Wasted expenditure is NOT the same as ‘loss of profits’
Recently, in the case of Soteria Insurance Limited v IBM United Kingdom Limited, the Court of Appeal (CoA) handed down a key decision on whether wasted expenditure fell within a loss of profit exclusion.
The High Court had said that it did. However, the CoA overturned the High Court’s decision and held that Soteria had the right to claim damages for wasted expenditure. The key outcome of the case was that any party wishing to exclude wasted expenditure claims should explicitly draft wording that effectively addresses this type of loss.
Soteria entered into a contract with IBM, under which IBM was to supply Soteria with a new IT system for operating their insurance business. Soteria withheld payments alleging delays and other breaches by IBM, and IBM sought to terminate the contract for this non-payment. Initially it was held that IBM did not have the right to terminate, and so it had repudiated the agreement. Soteria’s primary claim was for damages of approx. £132 million in wasted expenditure that it had lost as a result of IBM’s wrongful termination.
IBM relied on an exclusion clause in defending the wasted expenditure claim, which said that “neither party shall be liable to the other … for loss of profit, revenue, savings (including anticipated savings)” (the “Exclusion”). IBM argued the claim was excluded by the Exclusion because the actual loss to Soteria was the profit, revenue or savings through which the ‘wasted expenditure’ would have been recouped, but for the breach. It therefore fell within the definition of a claim for ‘loss of profit, revenue or savings’.
Soteria argued that the claim was not one for loss of profits. Instead it was a claim to put it into a ‘break-even position’ rather than to recompense it for lost profit.
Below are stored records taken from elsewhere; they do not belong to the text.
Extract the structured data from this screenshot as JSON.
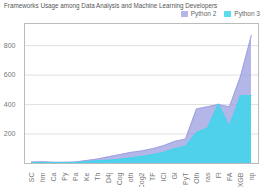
{
  "chart_data": {
    "type": "area",
    "title": "Frameworks Usage among Data Analysis and Machine Learning Developers",
    "categories": [
      "SC",
      "hm",
      "Ca",
      "Py",
      "Pa",
      "Ke",
      "Th",
      "D4j",
      "Cog",
      "oth",
      "Cog2",
      "TF",
      "ICI",
      "Gl",
      "PyT",
      "Oth",
      "ras",
      "Fl",
      "FA",
      "XGB",
      "np"
    ],
    "series": [
      {
        "name": "Python 2",
        "color": "#9b9de0",
        "values": [
          10,
          12,
          8,
          8,
          10,
          20,
          30,
          45,
          60,
          75,
          85,
          100,
          120,
          150,
          165,
          370,
          385,
          400,
          385,
          590,
          870
        ]
      },
      {
        "name": "Python 3",
        "color": "#3dd6ec",
        "values": [
          5,
          6,
          5,
          5,
          6,
          12,
          18,
          22,
          28,
          38,
          48,
          60,
          75,
          100,
          115,
          210,
          240,
          405,
          255,
          460,
          460
        ]
      }
    ],
    "ylim": [
      0,
      950
    ],
    "yticks": [
      200,
      400,
      600,
      800
    ],
    "grid": true,
    "stacked": false,
    "legend": "upper right"
  }
}
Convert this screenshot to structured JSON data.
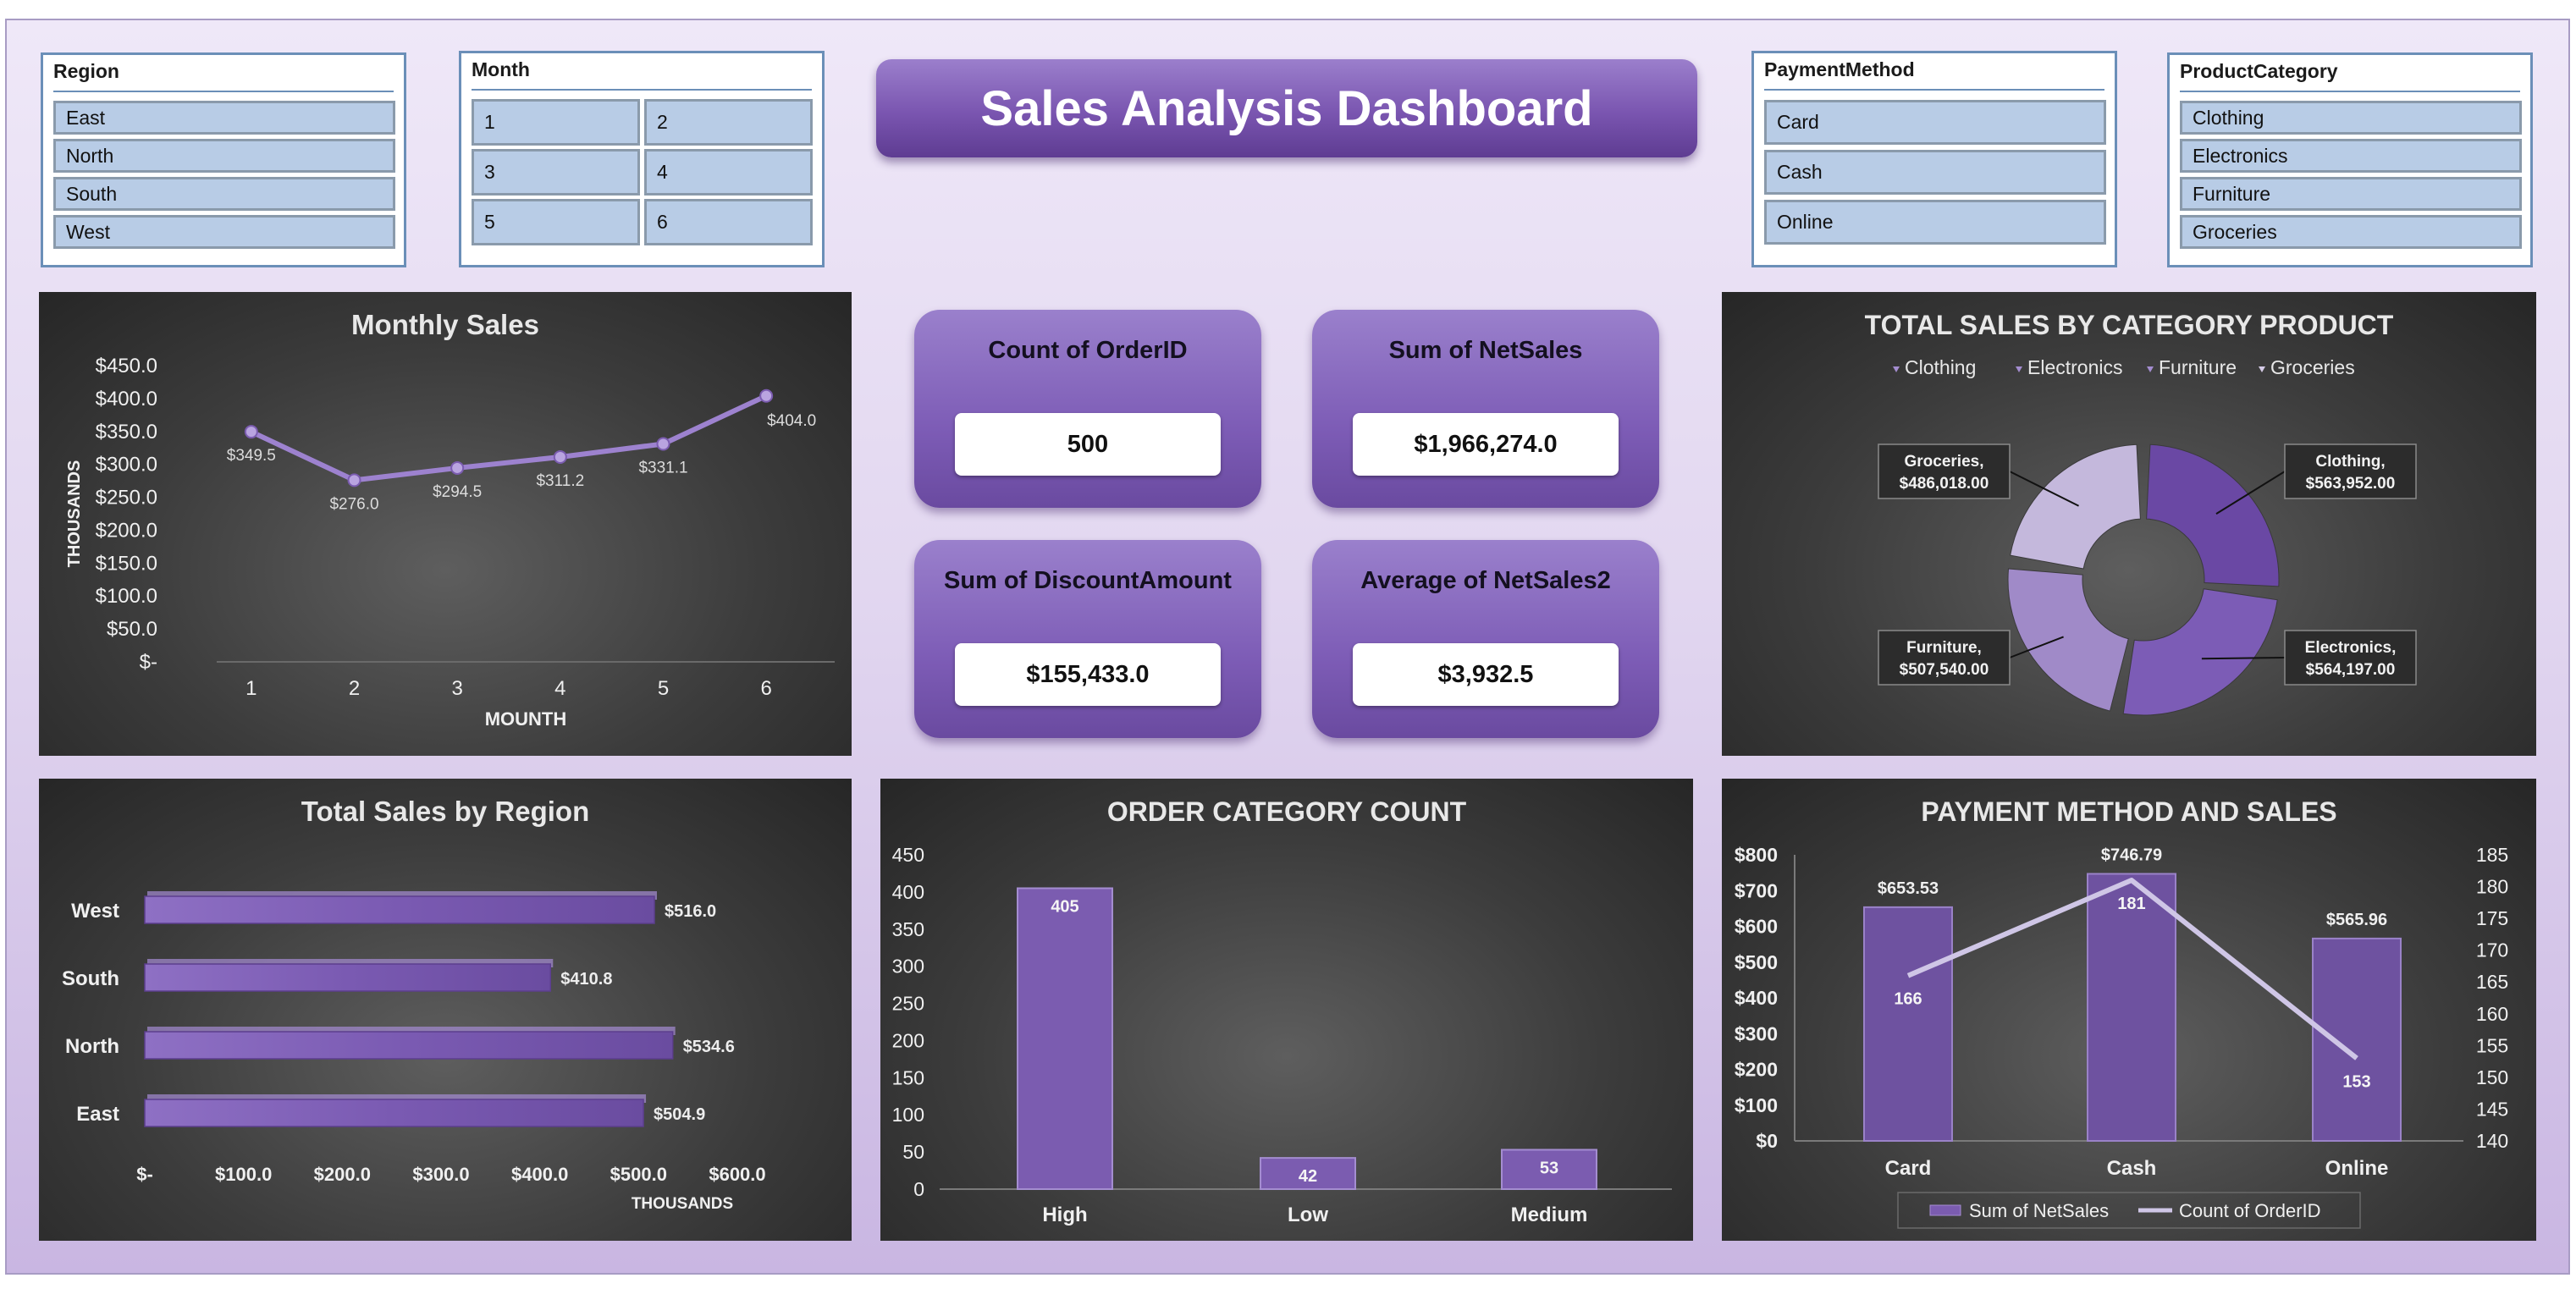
{
  "dashboard_title": "Sales Analysis Dashboard",
  "slicers": {
    "region": {
      "title": "Region",
      "items": [
        "East",
        "North",
        "South",
        "West"
      ]
    },
    "month": {
      "title": "Month",
      "items": [
        "1",
        "2",
        "3",
        "4",
        "5",
        "6"
      ]
    },
    "payment": {
      "title": "PaymentMethod",
      "items": [
        "Card",
        "Cash",
        "Online"
      ]
    },
    "category": {
      "title": "ProductCategory",
      "items": [
        "Clothing",
        "Electronics",
        "Furniture",
        "Groceries"
      ]
    }
  },
  "kpis": [
    {
      "label": "Count of OrderID",
      "value": "500"
    },
    {
      "label": "Sum of NetSales",
      "value": "$1,966,274.0"
    },
    {
      "label": "Sum of DiscountAmount",
      "value": "$155,433.0"
    },
    {
      "label": "Average of NetSales2",
      "value": "$3,932.5"
    }
  ],
  "colors": {
    "purple": "#7b5cb0",
    "purple_light": "#a48dd0",
    "panel_dark": "#333333",
    "line": "#cfc6e6",
    "slicer_item": "#b8cce6"
  },
  "chart_data": [
    {
      "id": "monthly",
      "type": "line",
      "title": "Monthly Sales",
      "xlabel": "MOUNTH",
      "ylabel": "THOUSANDS",
      "x": [
        "1",
        "2",
        "3",
        "4",
        "5",
        "6"
      ],
      "values": [
        349.5,
        276.0,
        294.5,
        311.2,
        331.1,
        404.0
      ],
      "data_labels": [
        "$349.5",
        "$276.0",
        "$294.5",
        "$311.2",
        "$331.1",
        "$404.0"
      ],
      "ylim": [
        0,
        450
      ],
      "yticks": [
        "$-",
        "$50.0",
        "$100.0",
        "$150.0",
        "$200.0",
        "$250.0",
        "$300.0",
        "$350.0",
        "$400.0",
        "$450.0"
      ]
    },
    {
      "id": "category",
      "type": "pie",
      "title": "TOTAL SALES BY CATEGORY PRODUCT",
      "legend": "top",
      "categories": [
        "Clothing",
        "Electronics",
        "Furniture",
        "Groceries"
      ],
      "values": [
        563952,
        564197,
        507540,
        486018
      ],
      "data_labels": [
        [
          "Clothing,",
          "$563,952.00"
        ],
        [
          "Electronics,",
          "$564,197.00"
        ],
        [
          "Furniture,",
          "$507,540.00"
        ],
        [
          "Groceries,",
          "$486,018.00"
        ]
      ],
      "colors": [
        "#6a48a4",
        "#7c5cb6",
        "#a08ac8",
        "#c4b8dc"
      ]
    },
    {
      "id": "region",
      "type": "bar",
      "orientation": "horizontal",
      "title": "Total Sales by Region",
      "xlabel": "THOUSANDS",
      "categories": [
        "East",
        "North",
        "South",
        "West"
      ],
      "values": [
        504.9,
        534.6,
        410.8,
        516.0
      ],
      "data_labels": [
        "$504.9",
        "$534.6",
        "$410.8",
        "$516.0"
      ],
      "xlim": [
        0,
        600
      ],
      "xticks": [
        "$-",
        "$100.0",
        "$200.0",
        "$300.0",
        "$400.0",
        "$500.0",
        "$600.0"
      ]
    },
    {
      "id": "order",
      "type": "bar",
      "title": "ORDER CATEGORY COUNT",
      "categories": [
        "High",
        "Low",
        "Medium"
      ],
      "values": [
        405,
        42,
        53
      ],
      "ylim": [
        0,
        450
      ],
      "yticks": [
        "0",
        "50",
        "100",
        "150",
        "200",
        "250",
        "300",
        "350",
        "400",
        "450"
      ]
    },
    {
      "id": "payment",
      "type": "bar",
      "title": "PAYMENT METHOD AND SALES",
      "legend": "bottom",
      "categories": [
        "Card",
        "Cash",
        "Online"
      ],
      "series": [
        {
          "name": "Sum of NetSales",
          "type": "bar",
          "axis": "left",
          "values": [
            653.53,
            746.79,
            565.96
          ],
          "labels": [
            "$653.53",
            "$746.79",
            "$565.96"
          ]
        },
        {
          "name": "Count of OrderID",
          "type": "line",
          "axis": "right",
          "values": [
            166,
            181,
            153
          ],
          "labels": [
            "166",
            "181",
            "153"
          ]
        }
      ],
      "ylim": [
        0,
        800
      ],
      "yticks": [
        "$0",
        "$100",
        "$200",
        "$300",
        "$400",
        "$500",
        "$600",
        "$700",
        "$800"
      ],
      "y2lim": [
        140,
        185
      ],
      "y2ticks": [
        "140",
        "145",
        "150",
        "155",
        "160",
        "165",
        "170",
        "175",
        "180",
        "185"
      ]
    }
  ]
}
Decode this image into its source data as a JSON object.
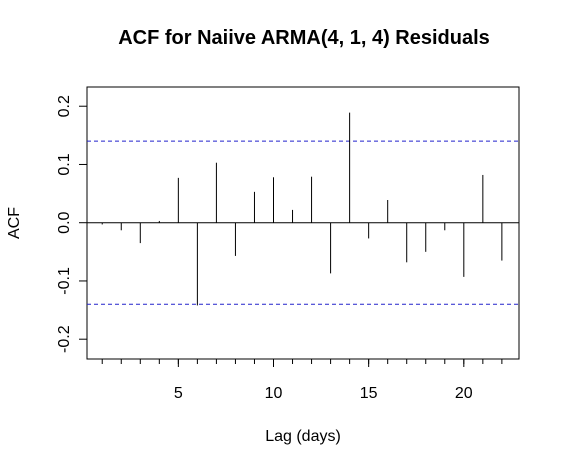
{
  "chart_data": {
    "type": "bar",
    "title": "ACF for Naiive ARMA(4, 1, 4) Residuals",
    "xlabel": "Lag (days)",
    "ylabel": "ACF",
    "x": [
      1,
      2,
      3,
      4,
      5,
      6,
      7,
      8,
      9,
      10,
      11,
      12,
      13,
      14,
      15,
      16,
      17,
      18,
      19,
      20,
      21,
      22
    ],
    "values": [
      -0.003,
      -0.013,
      -0.035,
      0.003,
      0.077,
      -0.142,
      0.103,
      -0.057,
      0.053,
      0.078,
      0.022,
      0.079,
      -0.087,
      0.189,
      -0.027,
      0.039,
      -0.068,
      -0.05,
      -0.013,
      -0.093,
      0.082,
      -0.065
    ],
    "confidence_bounds": [
      0.14,
      -0.14
    ],
    "xlim": [
      0.2,
      22.9
    ],
    "ylim": [
      -0.234,
      0.233
    ],
    "xticks": [
      5,
      10,
      15,
      20
    ],
    "xticks_minor": [
      1,
      2,
      3,
      4,
      5,
      6,
      7,
      8,
      9,
      10,
      11,
      12,
      13,
      14,
      15,
      16,
      17,
      18,
      19,
      20,
      21,
      22
    ],
    "yticks": [
      -0.2,
      -0.1,
      0.0,
      0.1,
      0.2
    ],
    "ytick_labels": [
      "-0.2",
      "-0.1",
      "0.0",
      "0.1",
      "0.2"
    ],
    "grid": false,
    "colors": {
      "bars": "#000000",
      "confidence": "#2222cc"
    }
  }
}
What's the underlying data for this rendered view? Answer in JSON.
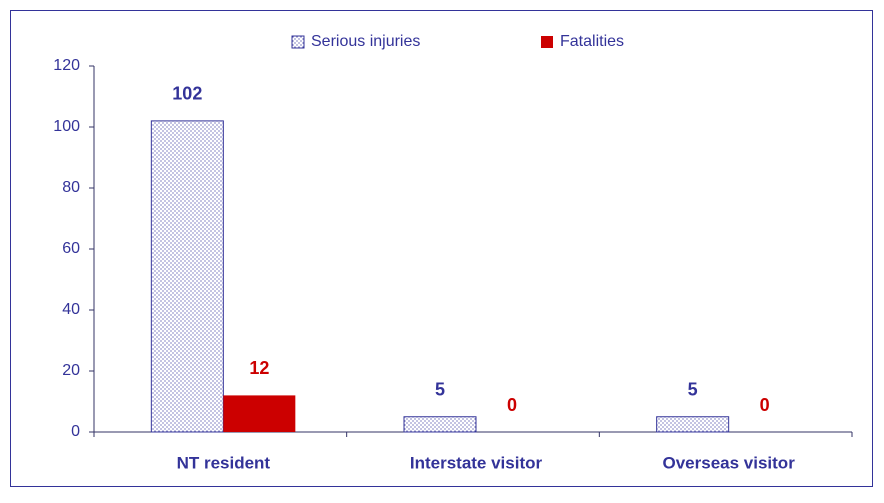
{
  "chart_data": {
    "type": "bar",
    "categories": [
      "NT resident",
      "Interstate visitor",
      "Overseas visitor"
    ],
    "series": [
      {
        "name": "Serious injuries",
        "color": "#333399",
        "pattern": "dots",
        "values": [
          102,
          5,
          5
        ]
      },
      {
        "name": "Fatalities",
        "color": "#cc0000",
        "values": [
          12,
          0,
          0
        ]
      }
    ],
    "ylim": [
      0,
      120
    ],
    "yticks": [
      0,
      20,
      40,
      60,
      80,
      100,
      120
    ],
    "grid": false,
    "legend": "top",
    "data_labels": true
  }
}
The CoA held that the Exclusion did not cover wasted expenditure claims and concluded there were a number of good reasons for distinguishing wasted expenditure from loss of profits generally. When analysing an exclusion clause, the more valuable the right, the clearer the language of the clause must be. If the parties wanted to avoid liability for a ‘catastrophic non-performance’, then they should have included clear and obvious exclusionary words in the contract.
As a result of the CoA’s decision, Soteria’s award of damages was increased by circa £80 million.
While every case will turn on its own facts, the CoA’s decision reinforces the English courts’ approach to the interpretation of contracts. Parties who wish to exclude claims for wasted expenditure need to do so expressly, rather than seeking to rely on a general exclusion for loss of profits.